Policjanci wyjaśniają okoliczności dwóch pożarów
Minionej nocy, policjanci dwukrotnie interweniowali w związku ze zgłoszeniami dotyczącymi pożarów. W Świlczy śmierć poniosła kobieta, której ciało w budynku znaleźli strażacy. Mimo reanimacji jej życia nie udało się uratować. W wyniku kolejnego pożaru, do jakiego doszło na ul. Miłej, spalił się samochód osobowy. Na szczęście w tym zdarzeniu nikt nie ucierpiał.
Wczoraj wieczorem policjanci zostali zawiadomieni o pożarze domu mieszkalnego w Świlczy. Podczas akcji gaśniczej strażacy we wnątrz budynku znaleźli nieprzytomną kobietę. Mimo podjętej reanimacji, jej życia nie udało się uratować. W związku ze zdarzeniem, do wyjaśnienia policjanci zatrzymali dwóch mężczyzn. Obaj to mieszkańcy gminy Świlcza, byli pijani.
Dzisiaj na miejscu zostaną przeprowadzone oględziny z udziałem biegłego, celem ustalenia okoliczności i przyczyn pożaru. Funkcjonariusze potwierdzili tożsamość zmarłej kobiety, to 35-letnia mieszkanka powiatu leżajskiego.

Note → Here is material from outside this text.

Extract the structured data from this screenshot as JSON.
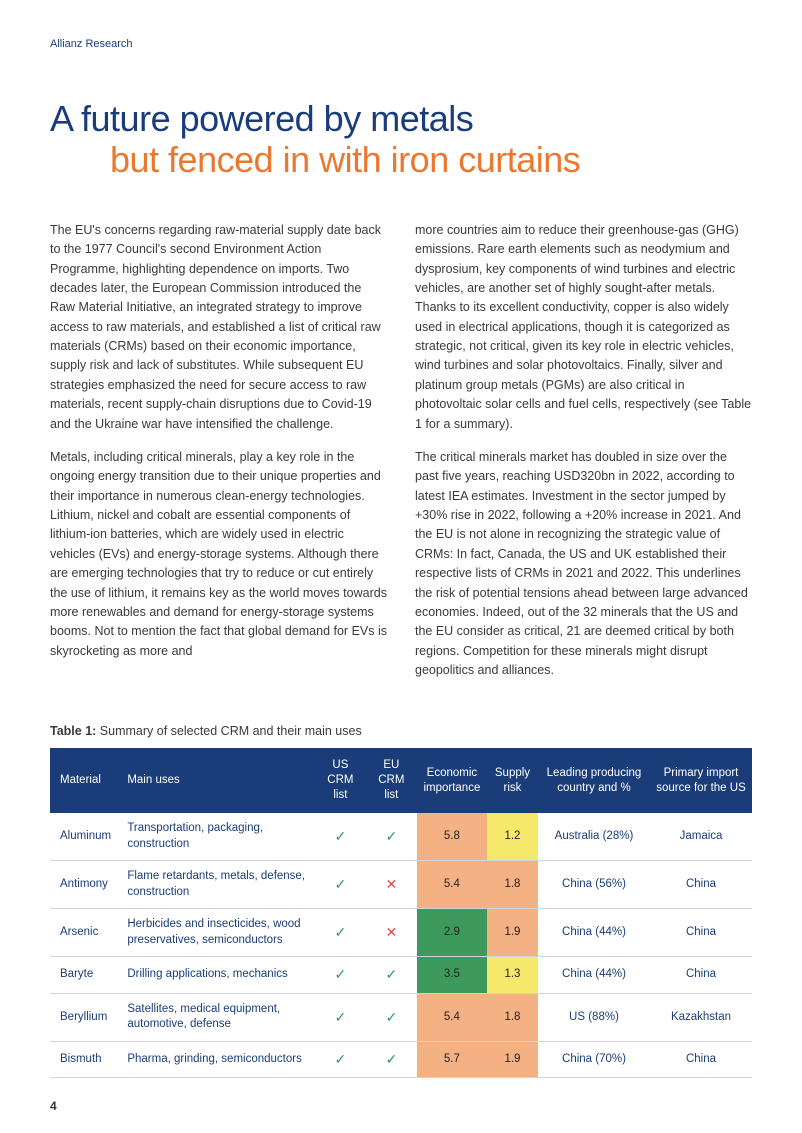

Do kolejnego pożaru doszło około godz. 3 nad ranem w Rzeszowie, na ul. Miłej. Spaleniu uległ zaparkowany samochód marki Land Rover. Na szczęście w pożarze nikt nie ucierpiał, a zdarzenie nie zagrażało bezpieczeństwu innych osób. Straty materialne są duże, ich wartość przekracza ponad 200 tys. złotych.